Fukuoka SoftBank Hawks – No. 014
- Infielder / Catcher / Coach
- Born: November 8, 1979 (age 45) Shinjuku, Tokyo, Japan
- Batted: RightThrew: Right

NPB debut
- June 1, 2004, for the Fukuoka Daiei Hawks

Last appearance
- July 31, 2005, for the Fukuoka Daiei Hawks

CPBL statistics
- Batting average: .200
- Home runs: 0
- Runs batted in: 0

NPB statistics
- Batting average: .235
- Home runs: 0
- Runs batted in: 0

Teams
- As player Chinatrust Whales (2003); Fukuoka Daiei Hawks / Fukuoka SoftBank Hawks (2004–2005); As coach Fukuoka SoftBank Hawks (2011–2013, 2017–present);

Career highlights and awards
- As coach Japan Series champion (2025);

= Takashi Sasagawa (baseball) =

Japanese baseball player (born 1979)

Takashi Sasagawa (笹川 隆, Sasagawa Takashi) is a Japanese former professional baseball infielder, catcher, and current fourth squad infield defense and base running coach for the Fukuoka SoftBank Hawks of Nippon Professional Baseball (NPB). He played in NPB for the Hawks, and in the Chinese Professional Baseball League for the Chinatrust Whales.

==Professional career==
===Active player era===
On November 21, 1997, Sasagawa was drafted 6th overall by the Fukuoka Daiei Hawks in the 1997 Nippon Professional Baseball draft.

In 1998-2022 season, he played in the Western League of NPB's second league.

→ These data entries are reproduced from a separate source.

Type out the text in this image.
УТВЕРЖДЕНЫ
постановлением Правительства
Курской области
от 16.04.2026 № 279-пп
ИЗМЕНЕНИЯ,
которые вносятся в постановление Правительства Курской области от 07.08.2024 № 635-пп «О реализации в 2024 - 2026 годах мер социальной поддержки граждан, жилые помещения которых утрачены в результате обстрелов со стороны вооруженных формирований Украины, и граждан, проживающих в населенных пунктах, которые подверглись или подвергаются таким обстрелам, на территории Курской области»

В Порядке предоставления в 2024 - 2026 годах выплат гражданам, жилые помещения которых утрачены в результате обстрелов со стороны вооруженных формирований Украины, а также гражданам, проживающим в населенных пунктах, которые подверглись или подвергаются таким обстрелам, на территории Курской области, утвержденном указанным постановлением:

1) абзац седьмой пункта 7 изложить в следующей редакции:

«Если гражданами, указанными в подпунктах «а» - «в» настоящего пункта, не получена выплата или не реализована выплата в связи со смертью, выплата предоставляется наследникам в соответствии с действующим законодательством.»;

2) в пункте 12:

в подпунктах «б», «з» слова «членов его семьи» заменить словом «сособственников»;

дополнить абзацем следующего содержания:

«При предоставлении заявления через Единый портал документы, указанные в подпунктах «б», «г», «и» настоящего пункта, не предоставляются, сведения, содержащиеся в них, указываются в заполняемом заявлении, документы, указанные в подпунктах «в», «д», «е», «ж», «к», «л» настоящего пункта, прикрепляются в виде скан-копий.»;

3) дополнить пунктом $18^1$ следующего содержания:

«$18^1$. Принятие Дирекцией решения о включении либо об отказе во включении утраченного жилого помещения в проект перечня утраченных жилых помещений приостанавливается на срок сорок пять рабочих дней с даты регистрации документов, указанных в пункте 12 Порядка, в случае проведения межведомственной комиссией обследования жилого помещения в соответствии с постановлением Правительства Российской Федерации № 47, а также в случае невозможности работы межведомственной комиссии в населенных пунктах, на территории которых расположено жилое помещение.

In 2003 season, Sasagawa traded for Chen Wen-bin of the Chinatrust Whales of the CPBL at the deadline. And he played in eight games and batting average .200.

In 2004 season, he returned to the Hawks to make his Pacific League debut.

He was a member of the Hawks for eight seasons, with a total of 23 games played, a .235 batting average, four hits. He retired during the 2005 season.

===After retirement===
After his retirement, Sasagawa had been a scout for the Fukuoka SoftBank Hawks since the 2006 season, acquiring players such as Yuya Hasegawa.

He served as the third squad infield and base coach from the 2011 season through 2013.

From the 2014 season through the 2016 season he served as the dormitory manager and farm team assistant staff for the Hawks players' dormitory.

He was again named the third squad infield and base coach for the 2017 season, then the second squad infield defensive base coach for the 2021 season, and the third squad infield defense and base running coach for the 2022 season.

He serve as the fourth squad infield defense and base running coach beginning with the 2023 season.